Wir haben geübt, das ganze letzte Jahr. Sind im Taunus rumgeklettert. Naja, eigentlich sind wir erst dort auf die Idee zu der Aktion gekommen. Wir hängen da so am Felsen, an der Lorsbacher Wand, da ruft Justus plötzlich nach unten: Hey, stellt euch mal vor, das wäre die Fassade  der Deutschen Bundesbank. Da würden die Leute gucken, was?“ Erstmal war das nur sowas wie unser Running Gag. Aber irgendwann kam einer von darauf, dass so eine Aktion, genau so eine Aktion, uns mit einem Schlag bekannt machen würde. Was wir monatelang versucht hatten, in die Presse zu kommen, einen Termin beim Bürgermeister zu kriegen, in Bonn, im Wirtschaftsministerium. Keiner wollte was wissen von uns. Und Professor van Xanten war der Schlimmste von allen. Dabei hatte der uns doch erst darauf gebracht, dass wir eine neue Ordnung brauchen, wenn nicht alles vor die Hunde gehen soll, in Deutschland. In Europa. Auf der Welt. Ungebremstes Wachstum zerstört die Erfinder, das hat er uns immer wieder gesagt. Und „der Mensch ist des Menschen Wolf“. Aber dann, als wir zu ihm gekommen sind, mit unserem Plan? „Die Revolution frisst ihre Kinder“, hieß es dann plötzlich. Und: fangt erst mal mit eurem eigenen Leben an. Macht das Studium zu Ende. Findet ’nen Job. Ne Frau. Die ganze Cat Stewens-Leier. Scheiße, Mann. Darauf hatten wir keinen Bock, nee. Also ab in den Untergrund. Und da haben wir dann die Aktion geplant. 

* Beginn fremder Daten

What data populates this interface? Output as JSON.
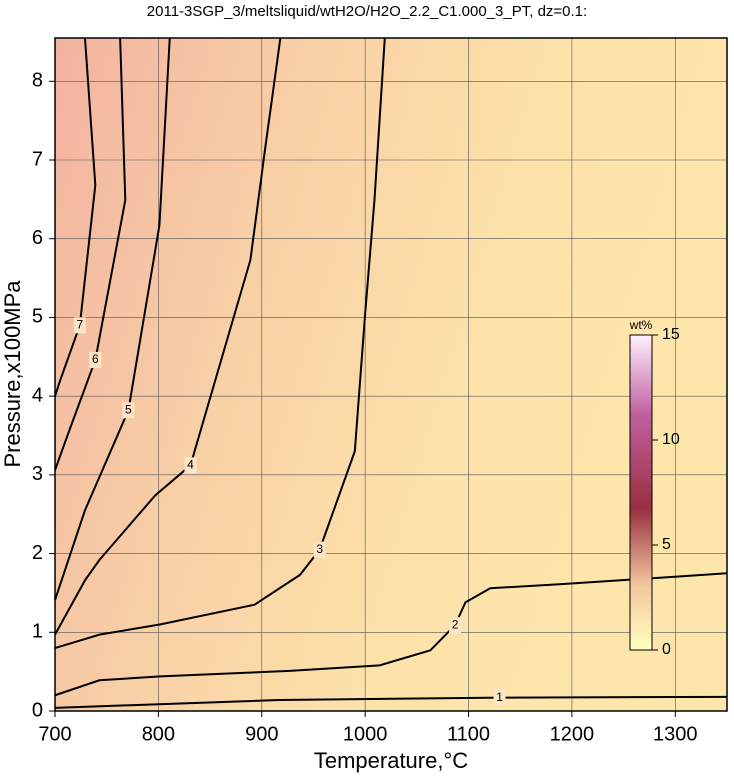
{
  "chart_data": {
    "type": "contour",
    "title": "2011-3SGP_3/meltsliquid/wtH2O/H2O_2.2_C1.000_3_PT, dz=0.1:",
    "x_label": "Temperature,°C",
    "y_label": "Pressure,x100MPa",
    "xlim": [
      700,
      1350
    ],
    "ylim": [
      0,
      8.55
    ],
    "xticks": [
      700,
      800,
      900,
      1000,
      1100,
      1200,
      1300
    ],
    "yticks": [
      0,
      1,
      2,
      3,
      4,
      5,
      6,
      7,
      8
    ],
    "grid": true,
    "series": [
      {
        "name": "1",
        "color": "#000000",
        "x": [
          700,
          917,
          1130,
          1350
        ],
        "y": [
          0.04,
          0.14,
          0.17,
          0.18
        ]
      },
      {
        "name": "2",
        "color": "#000000",
        "x": [
          700,
          743,
          802,
          927,
          1014,
          1063,
          1087,
          1097,
          1121,
          1188,
          1305,
          1350
        ],
        "y": [
          0.2,
          0.39,
          0.44,
          0.51,
          0.58,
          0.77,
          1.09,
          1.38,
          1.56,
          1.61,
          1.71,
          1.75
        ]
      },
      {
        "name": "3",
        "color": "#000000",
        "x": [
          700,
          743,
          802,
          893,
          937,
          956,
          990,
          1000,
          1009,
          1019
        ],
        "y": [
          0.8,
          0.97,
          1.1,
          1.35,
          1.73,
          2.05,
          3.3,
          5.05,
          6.49,
          8.55
        ]
      },
      {
        "name": "4",
        "color": "#000000",
        "x": [
          700,
          729,
          743,
          797,
          831,
          889,
          903,
          918
        ],
        "y": [
          0.97,
          1.66,
          1.92,
          2.74,
          3.12,
          5.73,
          7.12,
          8.55
        ]
      },
      {
        "name": "5",
        "color": "#000000",
        "x": [
          700,
          729,
          771,
          801,
          811
        ],
        "y": [
          1.41,
          2.55,
          3.82,
          6.17,
          8.55
        ]
      },
      {
        "name": "6",
        "color": "#000000",
        "x": [
          700,
          714,
          739,
          768,
          763
        ],
        "y": [
          3.06,
          3.57,
          4.46,
          6.49,
          8.55
        ]
      },
      {
        "name": "7",
        "color": "#000000",
        "x": [
          700,
          705,
          724,
          739,
          729
        ],
        "y": [
          4.0,
          4.2,
          4.9,
          6.68,
          8.55
        ]
      }
    ],
    "colorbar": {
      "label": "wt%",
      "lim": [
        0,
        15
      ],
      "ticks": [
        0,
        5,
        10,
        15
      ]
    }
  }
}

Die Kletterseile und Karabiner haben wir in Darmstadt gekauft, um nicht aufzufallen. Die Helme in Mainz. Magnesia hätten wir beinah vergessen. Der Rest war Übung. Hahaha! Thomas hat sich bei ’ner Putzfirma anheuern lassen und die Fassade der Deutschen Bundesbank ausspioniert. Und Fotos gemacht. Ich hab ne Skizze angefertigt von der Route. Und auswendig gelernt. Kein Papier rumliegen lassen, im Zimmer. Oder sonstwo.  Thomas geht voraus, dann ich, Justus als letzter mit dem Transparent. So isses geplant. Also packen wir alles zusammen. Fangen um vier Uhr nachmittags an, viel zu früh. Wir haben einen Fahrradanhänger dabei, sowas neues, wo man die Kinder reinsetzt. Den können wir erst beladen, wenn es dämmert. Irgend so ein Depp schaut sonst bestimmt aus dem Küchenfenster raus in den Innenhof und fragt: „Hey was mache se denn mit dem Anhänger da, habbe se uff aamal Kinner?“

Wir gehen den Plan nochmal durch. Schritt für Schritt. Melanie und Frank sichern und machen einen auf Liebespaar, dabei. Haha. Weißt du, dass die jetzt verheiratet sind, Maria? Krank, was? Thomas geht als erster. Er kennt den Weg, und er hat ein paar Griffe montiert, beim Fensterputzen. Ich kapiere bis heute nicht, dass das keiner gemerkt hat! Haha, das kommt, weil die Banker zu sehr mit der Innensicht beschäftigt sind. Da kriegste nicht mit, was vor deinem Fenster passiert.“ „Ich habe gar nicht gewusst, dass ihr klettern konntet. Justus hat nie davon erzählt.“ „Justus hat viel nicht erzählt, Maria. Ganz viel, glaube ich.“ „Und dann?“ „Dann isses dunkel und wir wollen los. Packen alles in den Fahrradanhänger. Da sagt Justus, ich komme gleich nach. Muss noch schnell was erledigen. Wie, was? frage ich. Aber Thomas sagt nur ok, ok.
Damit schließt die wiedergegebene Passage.